[clang] b46b1a9 - recommit c77a4078e01033aa2206c31a579d217c8a07569b
Yaxun Liu via cfe-commits
cfe-commits at lists.llvm.org
Fri Apr 24 13:53:44 PDT 2020
Author: Yaxun (Sam) Liu
Date: 2020-04-24T16:53:18-04:00
New Revision: b46b1a916d44216f0c70de55ae2123eb9de69027
URL: https://github.com/llvm/llvm-project/commit/b46b1a916d44216f0c70de55ae2123eb9de69027
DIFF: https://github.com/llvm/llvm-project/commit/b46b1a916d44216f0c70de55ae2123eb9de69027.diff
LOG: recommit c77a4078e01033aa2206c31a579d217c8a07569b
Added:
Modified:
clang/lib/Sema/SemaOverload.cpp
clang/test/SemaCUDA/function-overload.cu
Removed:
################################################################################
diff --git a/clang/lib/Sema/SemaOverload.cpp b/clang/lib/Sema/SemaOverload.cpp
index a32bc0c84c70..ecc4e7ee19fb 100644
--- a/clang/lib/Sema/SemaOverload.cpp
+++ b/clang/lib/Sema/SemaOverload.cpp
@@ -9374,16 +9374,22 @@ static Comparison compareEnableIfAttrs(const Sema &S, const FunctionDecl *Cand1,
return Comparison::Equal;
}
-static bool isBetterMultiversionCandidate(const OverloadCandidate &Cand1,
- const OverloadCandidate &Cand2) {
+static Comparison
+isBetterMultiversionCandidate(const OverloadCandidate &Cand1,
+ const OverloadCandidate &Cand2) {
if (!Cand1.Function || !Cand1.Function->isMultiVersion() || !Cand2.Function ||
!Cand2.Function->isMultiVersion())
- return false;
+ return Comparison::Equal;
- // If Cand1 is invalid, it cannot be a better match, if Cand2 is invalid, this
- // is obviously better.
- if (Cand1.Function->isInvalidDecl()) return false;
- if (Cand2.Function->isInvalidDecl()) return true;
+ // If both are invalid, they are equal. If one of them is invalid, the other
+ // is better.
+ if (Cand1.Function->isInvalidDecl()) {
+ if (Cand2.Function->isInvalidDecl())
+ return Comparison::Equal;
+ return Comparison::Worse;
+ }
+ if (Cand2.Function->isInvalidDecl())
+ return Comparison::Better;
// If this is a cpu_dispatch/cpu_specific multiversion situation, prefer
// cpu_dispatch, else arbitrarily based on the identifiers.

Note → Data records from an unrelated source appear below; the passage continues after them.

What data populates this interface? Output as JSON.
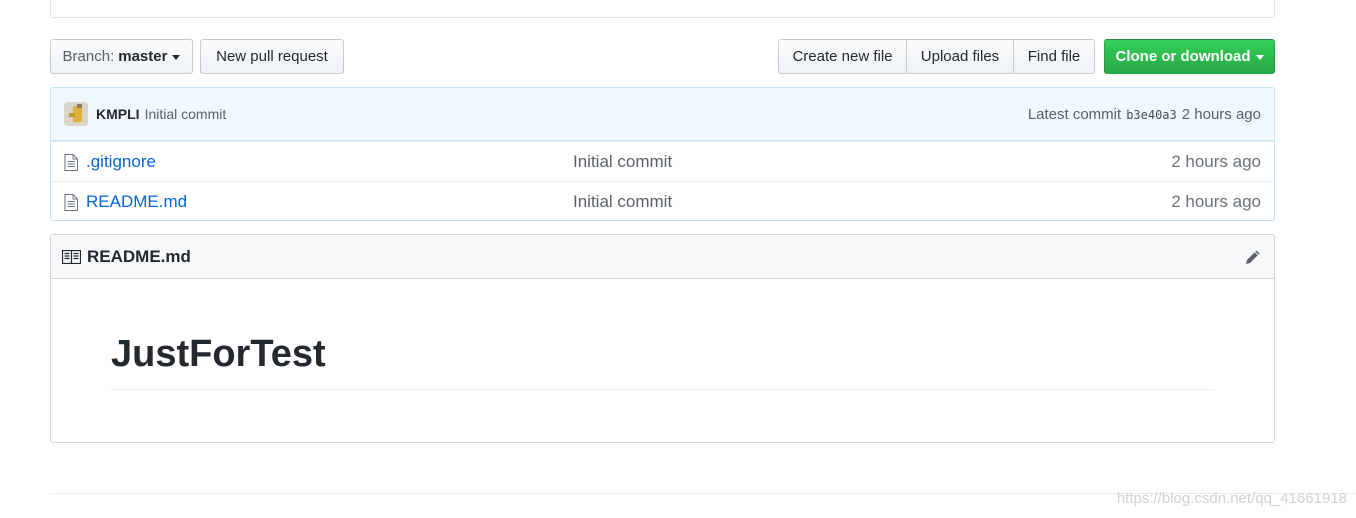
{
  "toolbar": {
    "branch_prefix": "Branch:",
    "branch_value": "master",
    "new_pr_label": "New pull request",
    "create_file_label": "Create new file",
    "upload_files_label": "Upload files",
    "find_file_label": "Find file",
    "clone_label": "Clone or download"
  },
  "commit": {
    "author": "KMPLI",
    "message": "Initial commit",
    "latest_label": "Latest commit",
    "sha": "b3e40a3",
    "age": "2 hours ago"
  },
  "files": [
    {
      "name": ".gitignore",
      "message": "Initial commit",
      "age": "2 hours ago",
      "icon": "file-icon"
    },
    {
      "name": "README.md",
      "message": "Initial commit",
      "age": "2 hours ago",
      "icon": "file-icon"
    }
  ],
  "readme": {
    "title": "README.md",
    "heading": "JustForTest"
  },
  "watermark": "https://blog.csdn.net/qq_41661918",
  "colors": {
    "clone_button": "#28a745",
    "link": "#0366d6",
    "commit_bg": "#f1f8ff"
  }
}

@@ -9393,16 +9399,18 @@ static bool isBetterMultiversionCandidate(const OverloadCandidate &Cand1,
const auto *Cand2CPUSpec = Cand2.Function->getAttr<CPUSpecificAttr>();
if (!Cand1CPUDisp && !Cand2CPUDisp && !Cand1CPUSpec && !Cand2CPUSpec)
- return false;
+ return Comparison::Equal;
if (Cand1CPUDisp && !Cand2CPUDisp)
- return true;
+ return Comparison::Better;
if (Cand2CPUDisp && !Cand1CPUDisp)
- return false;
+ return Comparison::Worse;
if (Cand1CPUSpec && Cand2CPUSpec) {
if (Cand1CPUSpec->cpus_size() != Cand2CPUSpec->cpus_size())
- return Cand1CPUSpec->cpus_size() < Cand2CPUSpec->cpus_size();
+ return Cand1CPUSpec->cpus_size() < Cand2CPUSpec->cpus_size()
+ ? Comparison::Better
+ : Comparison::Worse;
std::pair<CPUSpecificAttr::cpus_iterator, CPUSpecificAttr::cpus_iterator>
FirstDiff = std::mismatch(
@@ -9415,7 +9423,9 @@ static bool isBetterMultiversionCandidate(const OverloadCandidate &Cand1,
assert(FirstDiff.first != Cand1CPUSpec->cpus_end() &&
"Two
diff erent cpu-specific versions should not have the same "
"identifier list, otherwise they'd be the same decl!");
- return (*FirstDiff.first)->getName() < (*FirstDiff.second)->getName();
+ return (*FirstDiff.first)->getName() < (*FirstDiff.second)->getName()
+ ? Comparison::Better
+ : Comparison::Worse;
}
llvm_unreachable("No way to get here unless both had cpu_dispatch");
}
@@ -9475,6 +9485,50 @@ bool clang::isBetterOverloadCandidate(
else if (!Cand1.Viable)
return false;
+ // [CUDA] A function with 'never' preference is marked not viable, therefore
+ // is never shown up here. The worst preference shown up here is 'wrong side',
+ // e.g. a host function called by a device host function in device
+ // compilation. This is valid AST as long as the host device function is not
+ // emitted, e.g. it is an inline function which is called only by a host
+ // function. A deferred diagnostic will be triggered if it is emitted.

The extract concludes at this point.